This Article is From Jan 23, 2020

Server Room Not Vandalised By Protesting Students, Says JNU In RTI Reply

Biometric systems and CCTV cameras at the server room were not vandalised in the first week of January, contrary to the claims made JNU.

Server Room Not Vandalised By Protesting Students, Says JNU In RTI Reply

JNU said complaints filed with police are in-line with the incidents.

New Delhi:

The Jawaharlal Nehru University (JNU) on Wednesday said all First Information Reports and other complaints filed with police are in-line with the incidents that took place on January 3 and do not deviate from facts after an RTI suggested discrepancies in the administration's claims about vandalism in its server room.

Biometric systems and CCTV cameras at the server room were not vandalised in the first week of January, contrary to the claims made by the Jawaharlal Nehru University administration that students had destroyed them on January 3, the varsity has said in a RTI reply.

The university, in its reply to the RTI, was related to the specific location and questions sought by the applicant. It also clarified that the servers were damaged by "a group of miscreants" on January 4.

"As per the complaint filed by administration on January 3, 2020 about the incident in Centre for Information System (CIS) Data Centre, JNU has not claimed about damage to servers on that day. The RTI answers are correct and specific to the questions asked," the varsity said.

The RTI response also clearly states that servers are located at CIS Data Centre not in CIS office, which seems to be "conspicuously ignored while highlighting the matter in the media", it said.

"All FIRs and other complaints filed with police are in-line with the actual incidents that took place on January 3 and do not deviate from actual facts," it said.

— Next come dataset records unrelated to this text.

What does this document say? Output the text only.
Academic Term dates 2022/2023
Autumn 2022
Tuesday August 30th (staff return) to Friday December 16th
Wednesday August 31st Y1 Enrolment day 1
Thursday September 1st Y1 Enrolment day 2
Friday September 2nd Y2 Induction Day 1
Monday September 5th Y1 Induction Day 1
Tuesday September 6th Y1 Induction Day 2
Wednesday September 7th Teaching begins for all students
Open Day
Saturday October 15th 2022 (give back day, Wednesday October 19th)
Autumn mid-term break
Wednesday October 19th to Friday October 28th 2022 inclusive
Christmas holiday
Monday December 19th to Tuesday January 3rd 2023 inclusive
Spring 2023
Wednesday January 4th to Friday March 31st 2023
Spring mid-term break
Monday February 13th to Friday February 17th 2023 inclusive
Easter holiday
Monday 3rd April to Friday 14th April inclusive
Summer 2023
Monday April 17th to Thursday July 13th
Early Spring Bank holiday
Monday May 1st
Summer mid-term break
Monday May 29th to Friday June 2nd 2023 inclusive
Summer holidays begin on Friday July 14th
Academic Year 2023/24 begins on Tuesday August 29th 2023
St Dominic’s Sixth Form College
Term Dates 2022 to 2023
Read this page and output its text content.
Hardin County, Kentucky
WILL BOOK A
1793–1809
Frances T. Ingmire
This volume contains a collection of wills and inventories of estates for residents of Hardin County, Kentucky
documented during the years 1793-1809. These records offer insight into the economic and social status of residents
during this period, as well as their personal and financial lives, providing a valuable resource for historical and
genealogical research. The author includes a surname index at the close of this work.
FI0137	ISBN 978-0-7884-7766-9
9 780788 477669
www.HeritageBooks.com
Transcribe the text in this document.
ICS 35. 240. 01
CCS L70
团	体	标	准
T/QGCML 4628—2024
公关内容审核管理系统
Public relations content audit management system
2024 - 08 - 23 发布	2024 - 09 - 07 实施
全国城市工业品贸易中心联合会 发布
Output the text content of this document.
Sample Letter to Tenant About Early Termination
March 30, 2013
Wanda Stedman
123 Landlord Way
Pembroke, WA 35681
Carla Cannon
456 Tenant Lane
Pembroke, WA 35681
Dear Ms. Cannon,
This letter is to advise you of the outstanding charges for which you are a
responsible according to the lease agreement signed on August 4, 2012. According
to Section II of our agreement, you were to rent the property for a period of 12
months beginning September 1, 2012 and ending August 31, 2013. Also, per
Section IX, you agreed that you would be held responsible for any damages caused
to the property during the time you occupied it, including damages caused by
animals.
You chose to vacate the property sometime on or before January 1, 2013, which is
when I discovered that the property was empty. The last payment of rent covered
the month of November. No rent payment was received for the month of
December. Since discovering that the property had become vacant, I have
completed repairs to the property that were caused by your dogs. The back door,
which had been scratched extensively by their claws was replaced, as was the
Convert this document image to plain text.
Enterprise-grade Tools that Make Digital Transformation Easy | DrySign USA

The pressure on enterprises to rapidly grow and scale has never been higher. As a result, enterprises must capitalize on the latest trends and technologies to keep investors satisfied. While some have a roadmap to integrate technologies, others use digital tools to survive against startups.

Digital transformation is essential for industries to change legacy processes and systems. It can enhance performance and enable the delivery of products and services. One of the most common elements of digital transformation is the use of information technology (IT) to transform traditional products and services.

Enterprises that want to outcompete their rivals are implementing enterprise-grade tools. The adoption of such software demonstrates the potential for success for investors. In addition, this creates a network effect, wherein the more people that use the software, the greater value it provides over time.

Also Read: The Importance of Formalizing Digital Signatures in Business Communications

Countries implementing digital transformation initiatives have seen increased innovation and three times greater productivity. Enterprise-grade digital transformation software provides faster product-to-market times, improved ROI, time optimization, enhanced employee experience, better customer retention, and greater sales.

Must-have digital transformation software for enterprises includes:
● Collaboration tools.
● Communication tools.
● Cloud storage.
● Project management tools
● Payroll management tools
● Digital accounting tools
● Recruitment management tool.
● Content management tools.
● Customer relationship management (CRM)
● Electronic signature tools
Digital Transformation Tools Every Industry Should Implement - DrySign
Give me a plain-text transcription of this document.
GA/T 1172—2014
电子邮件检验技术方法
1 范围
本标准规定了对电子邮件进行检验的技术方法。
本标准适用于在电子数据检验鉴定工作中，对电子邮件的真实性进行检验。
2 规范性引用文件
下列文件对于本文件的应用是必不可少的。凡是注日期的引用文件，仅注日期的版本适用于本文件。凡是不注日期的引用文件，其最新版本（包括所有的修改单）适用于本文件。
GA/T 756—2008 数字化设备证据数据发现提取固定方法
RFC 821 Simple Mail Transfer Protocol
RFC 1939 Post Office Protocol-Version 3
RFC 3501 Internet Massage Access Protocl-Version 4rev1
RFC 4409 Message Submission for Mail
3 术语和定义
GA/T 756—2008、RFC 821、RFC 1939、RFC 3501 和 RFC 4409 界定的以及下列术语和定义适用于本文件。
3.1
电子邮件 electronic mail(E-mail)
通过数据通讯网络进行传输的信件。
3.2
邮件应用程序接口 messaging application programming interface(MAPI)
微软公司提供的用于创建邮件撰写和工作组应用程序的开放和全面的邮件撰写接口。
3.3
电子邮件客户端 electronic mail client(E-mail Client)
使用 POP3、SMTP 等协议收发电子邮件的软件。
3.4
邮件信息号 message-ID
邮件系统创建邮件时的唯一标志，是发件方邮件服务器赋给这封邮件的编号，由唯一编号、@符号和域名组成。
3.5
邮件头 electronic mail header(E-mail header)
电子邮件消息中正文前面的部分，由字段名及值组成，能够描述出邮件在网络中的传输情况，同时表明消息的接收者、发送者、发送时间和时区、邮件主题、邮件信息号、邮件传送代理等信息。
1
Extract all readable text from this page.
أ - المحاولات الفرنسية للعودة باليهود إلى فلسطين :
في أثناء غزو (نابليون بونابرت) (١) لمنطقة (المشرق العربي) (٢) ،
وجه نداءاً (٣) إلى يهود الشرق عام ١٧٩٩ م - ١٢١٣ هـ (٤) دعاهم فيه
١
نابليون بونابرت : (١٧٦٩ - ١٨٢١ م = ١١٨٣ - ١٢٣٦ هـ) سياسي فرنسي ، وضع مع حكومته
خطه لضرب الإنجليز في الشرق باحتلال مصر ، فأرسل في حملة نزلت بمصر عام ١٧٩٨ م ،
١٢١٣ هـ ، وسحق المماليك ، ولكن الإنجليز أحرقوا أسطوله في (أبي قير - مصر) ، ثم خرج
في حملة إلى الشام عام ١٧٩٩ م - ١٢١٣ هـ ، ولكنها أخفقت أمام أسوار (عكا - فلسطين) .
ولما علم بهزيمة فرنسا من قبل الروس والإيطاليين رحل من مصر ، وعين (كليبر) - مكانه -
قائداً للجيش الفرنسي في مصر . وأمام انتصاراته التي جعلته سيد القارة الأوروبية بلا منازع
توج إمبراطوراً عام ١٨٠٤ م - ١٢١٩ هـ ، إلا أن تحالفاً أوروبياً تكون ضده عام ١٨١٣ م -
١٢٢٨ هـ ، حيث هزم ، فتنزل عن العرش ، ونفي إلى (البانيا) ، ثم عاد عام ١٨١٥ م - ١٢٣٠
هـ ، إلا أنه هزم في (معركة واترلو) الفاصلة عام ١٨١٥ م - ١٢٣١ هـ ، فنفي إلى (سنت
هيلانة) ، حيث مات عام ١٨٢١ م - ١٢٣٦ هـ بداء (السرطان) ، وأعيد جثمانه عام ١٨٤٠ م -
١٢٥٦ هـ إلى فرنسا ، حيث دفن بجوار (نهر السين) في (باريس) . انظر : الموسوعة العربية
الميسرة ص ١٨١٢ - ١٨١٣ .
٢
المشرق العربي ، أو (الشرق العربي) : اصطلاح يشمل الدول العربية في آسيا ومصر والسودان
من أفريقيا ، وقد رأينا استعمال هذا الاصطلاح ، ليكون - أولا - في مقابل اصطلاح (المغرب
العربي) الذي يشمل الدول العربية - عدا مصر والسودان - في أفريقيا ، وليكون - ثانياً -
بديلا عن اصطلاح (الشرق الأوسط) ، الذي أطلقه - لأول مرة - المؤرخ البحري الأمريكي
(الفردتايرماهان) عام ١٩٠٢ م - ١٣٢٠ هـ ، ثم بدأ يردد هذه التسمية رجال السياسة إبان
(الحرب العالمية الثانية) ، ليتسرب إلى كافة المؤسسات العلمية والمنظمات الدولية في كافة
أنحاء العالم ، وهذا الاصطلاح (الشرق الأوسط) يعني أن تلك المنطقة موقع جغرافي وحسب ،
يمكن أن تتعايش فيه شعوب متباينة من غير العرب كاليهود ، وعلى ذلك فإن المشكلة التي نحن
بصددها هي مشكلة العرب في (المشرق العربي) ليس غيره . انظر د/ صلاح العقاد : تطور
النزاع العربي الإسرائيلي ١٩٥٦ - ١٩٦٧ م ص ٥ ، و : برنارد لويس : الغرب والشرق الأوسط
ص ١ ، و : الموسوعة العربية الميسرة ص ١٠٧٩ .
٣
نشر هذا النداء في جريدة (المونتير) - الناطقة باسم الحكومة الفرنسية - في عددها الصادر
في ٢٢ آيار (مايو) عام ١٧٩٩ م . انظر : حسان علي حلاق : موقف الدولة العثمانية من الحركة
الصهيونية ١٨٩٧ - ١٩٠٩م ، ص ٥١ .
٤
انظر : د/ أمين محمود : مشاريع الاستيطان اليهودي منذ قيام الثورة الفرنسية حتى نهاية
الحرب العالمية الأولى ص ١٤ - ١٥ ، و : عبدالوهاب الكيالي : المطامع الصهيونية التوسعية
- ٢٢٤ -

The JNU administration reiterates that a group of masked students came to CIS Data Centre premises on January 3 and forcibly evicted the technical staff, switched off the power supply, locked the premises and squatted in front of the main entrance to the CIS Data Centre without providing any access to the centre, the varsity said.

Before evicting the technical staff out of CIS Data Centre, the masked students forced the technical staff to shut down the systems, it said.

"This led to the discontinuation of the winter semester registration affecting thousands of students of the university. When CIS technical staff got an access to CIS Data Centre on the morning of January 4 with the help of security, it took more than four hours to restore the entire system of CIS," it said.

Damage to the CIS Data Centre server room was caused on January 4 by "a group of miscreants" who broke open one of the door-windows of the CIS premises and entered the server room, it said.

Once inside, they turned off the servers and severely damaged the fibre optic cables, power supplies, broke the biometric systems inside the room, it added.